5. So the maximum value is $\displaystyle \frac{n^2}4$ (with your example $\displaystyle x = 4.5, p_{max} = 20.25$)

Hmm. Not sure I agree with this solution. According to the rules in the OP, you're allowed to use as many multiplications as you want (could be more than two). $\displaystyle 3 \times 3 \times 3 = 27 > 20.25.$ I think, by symmetry, you can say that, given $\displaystyle n$ multiplicands, the maximum product you can get would be given by $\displaystyle x = 9/n$, multiplied $\displaystyle n$ times. That is, if you allow two multiplicands, then the max occurs at $\displaystyle 9/2 = 4.5,$ as earboth found. If you have three multiplicands, then I think the maximum would occur at $\displaystyle 9/3 = 3,$ which gives the product $\displaystyle 27.$ So, given this way of choosing the maximum product, given the number of multiplicands, which number of multiplicands gives the maximum product? Obviously, $\displaystyle 1^9 = 1$ is less than $\displaystyle 3^3 = 27$, so there is a maximum in there somewhere. The formula to use is $\displaystyle (9/n)^n$. I admit to using a bit of calculus to maximize this function. The max occurs at $\displaystyle 9/e$. The closest integer (you have to have an integer number of multiplicands) is $\displaystyle 3,$ so I think the maximum is $\displaystyle 27$ in this case. As another example, if you're solving the problem with, say, $\displaystyle 13$ instead of $\displaystyle 9,$ then the max occurs at $\displaystyle 13/e.$ So, since $\displaystyle 2<e<3,$ I would try taking the number and dividing by $\displaystyle 2,$ and then dividing by $\displaystyle 3$ to see which one of them is greater when plugged into your function $\displaystyle (13/n)^n$. Probably dividing by $\displaystyle 3$ is going to give you the maximum most of the time, if not all the time.

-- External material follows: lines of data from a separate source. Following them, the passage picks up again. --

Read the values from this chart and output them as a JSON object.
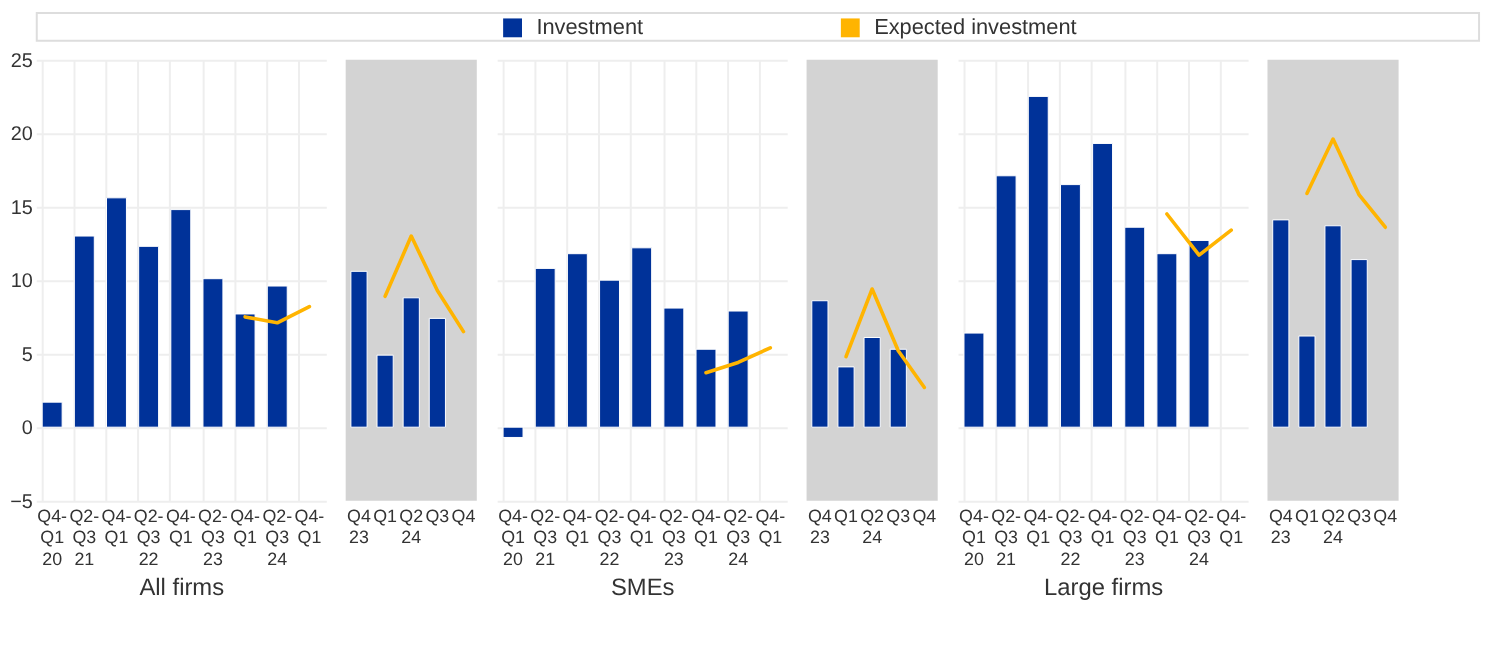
{
  "chart_data": [
    {
      "type": "bar",
      "xlabel": "All firms",
      "categories": [
        "Q4-Q1 20",
        "Q2-Q3 21",
        "Q4-Q1",
        "Q2-Q3 22",
        "Q4-Q1",
        "Q2-Q3 23",
        "Q4-Q1",
        "Q2-Q3 24",
        "Q4-Q1"
      ],
      "series": [
        {
          "name": "Investment",
          "color": "#003299",
          "values": [
            1.7,
            13.0,
            15.6,
            12.3,
            14.8,
            10.1,
            7.7,
            9.6,
            null
          ]
        },
        {
          "name": "Expected investment",
          "type": "line",
          "color": "#ffb400",
          "values": [
            null,
            null,
            null,
            null,
            null,
            null,
            7.5,
            7.1,
            8.2
          ]
        }
      ],
      "ylim": [
        -5,
        25
      ],
      "yticks": [
        -5,
        0,
        5,
        10,
        15,
        20,
        25
      ],
      "grid": true,
      "legend": "top"
    },
    {
      "type": "bar",
      "categories": [
        "Q4 23",
        "Q1",
        "Q2 24",
        "Q3",
        "Q4"
      ],
      "series": [
        {
          "color": "#003299",
          "values": [
            10.6,
            4.9,
            8.8,
            7.4,
            null
          ]
        },
        {
          "type": "line",
          "color": "#ffb400",
          "values": [
            null,
            8.9,
            13.0,
            9.3,
            6.5
          ]
        }
      ],
      "ylim": [
        -5,
        25
      ],
      "grid": false,
      "tick_labels": "x"
    },
    {
      "type": "bar",
      "xlabel": "SMEs",
      "categories": [
        "Q4-Q1 20",
        "Q2-Q3 21",
        "Q4-Q1",
        "Q2-Q3 22",
        "Q4-Q1",
        "Q2-Q3 23",
        "Q4-Q1",
        "Q2-Q3 24",
        "Q4-Q1"
      ],
      "series": [
        {
          "color": "#003299",
          "values": [
            -0.7,
            10.8,
            11.8,
            10.0,
            12.2,
            8.1,
            5.3,
            7.9,
            null
          ]
        },
        {
          "type": "line",
          "color": "#ffb400",
          "values": [
            null,
            null,
            null,
            null,
            null,
            null,
            3.7,
            4.4,
            5.4
          ]
        }
      ],
      "ylim": [
        -5,
        25
      ],
      "yticks": [
        -5,
        0,
        5,
        10,
        15,
        20,
        25
      ],
      "grid": true,
      "tick_labels": "x"
    },
    {
      "type": "bar",
      "categories": [
        "Q4 23",
        "Q1",
        "Q2 24",
        "Q3",
        "Q4"
      ],
      "series": [
        {
          "color": "#003299",
          "values": [
            8.6,
            4.1,
            6.1,
            5.3,
            null
          ]
        },
        {
          "type": "line",
          "color": "#ffb400",
          "values": [
            null,
            4.8,
            9.4,
            5.2,
            2.7
          ]
        }
      ],
      "ylim": [
        -5,
        25
      ],
      "grid": false,
      "tick_labels": "x"
    },
    {
      "type": "bar",
      "xlabel": "Large firms",
      "categories": [
        "Q4-Q1 20",
        "Q2-Q3 21",
        "Q4-Q1",
        "Q2-Q3 22",
        "Q4-Q1",
        "Q2-Q3 23",
        "Q4-Q1",
        "Q2-Q3 24",
        "Q4-Q1"
      ],
      "series": [
        {
          "color": "#003299",
          "values": [
            6.4,
            17.1,
            22.5,
            16.5,
            19.3,
            13.6,
            11.8,
            12.7,
            null
          ]
        },
        {
          "type": "line",
          "color": "#ffb400",
          "values": [
            null,
            null,
            null,
            null,
            null,
            null,
            14.5,
            11.7,
            13.4
          ]
        }
      ],
      "ylim": [
        -5,
        25
      ],
      "yticks": [
        -5,
        0,
        5,
        10,
        15,
        20,
        25
      ],
      "grid": true,
      "tick_labels": "x"
    },
    {
      "type": "bar",
      "categories": [
        "Q4 23",
        "Q1",
        "Q2 24",
        "Q3",
        "Q4"
      ],
      "series": [
        {
          "color": "#003299",
          "values": [
            14.1,
            6.2,
            13.7,
            11.4,
            null
          ]
        },
        {
          "type": "line",
          "color": "#ffb400",
          "values": [
            null,
            15.9,
            19.6,
            15.8,
            13.6
          ]
        }
      ],
      "ylim": [
        -5,
        25
      ],
      "grid": false,
      "tick_labels": "x"
    }
  ]
}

Re: Finding the greatest product

Thanks for the replies chaps.

I had also reasoned that dividing by the number of multiplicands always yielded the highest product. It's because of the rule that everything always has to sum to the same amount (I think).

That's also why I thought of putting it to a power rather than using multiplication, so I could use the same technique for numbers that didn't divide neatly into integers. I.e. (N^0.5)^(N^0.5). Apologies for the awkward formatting.

(Actually, could someone just clarify whether this still falls within the rules or not? I'm working on the assumption that powers are just a different way of expressing normal multiplication)

In conclusion, it doesn't seem like there's a particular formula for getting at the highest product (within this rule set), unless you set the number of multiplicands. Is that right?

Re: Finding the greatest product

$\displaystyle \frac{\sum_{i=1}^{n}a_i}{n} \geq \sqrt[n]{\prod_{i=1}^{n}a_i}$, with equality if and only if $\displaystyle a_1=a_2=...=a_n$ (inequality of arithmetic and geometric means)

Your sum is: $\displaystyle \frac{\sum_{i=1}^{n}a_i}{n}=\frac {9}{n}$. Obviously, the product maxim value is $\displaystyle \left ( \frac {9}{n} \right )^n$.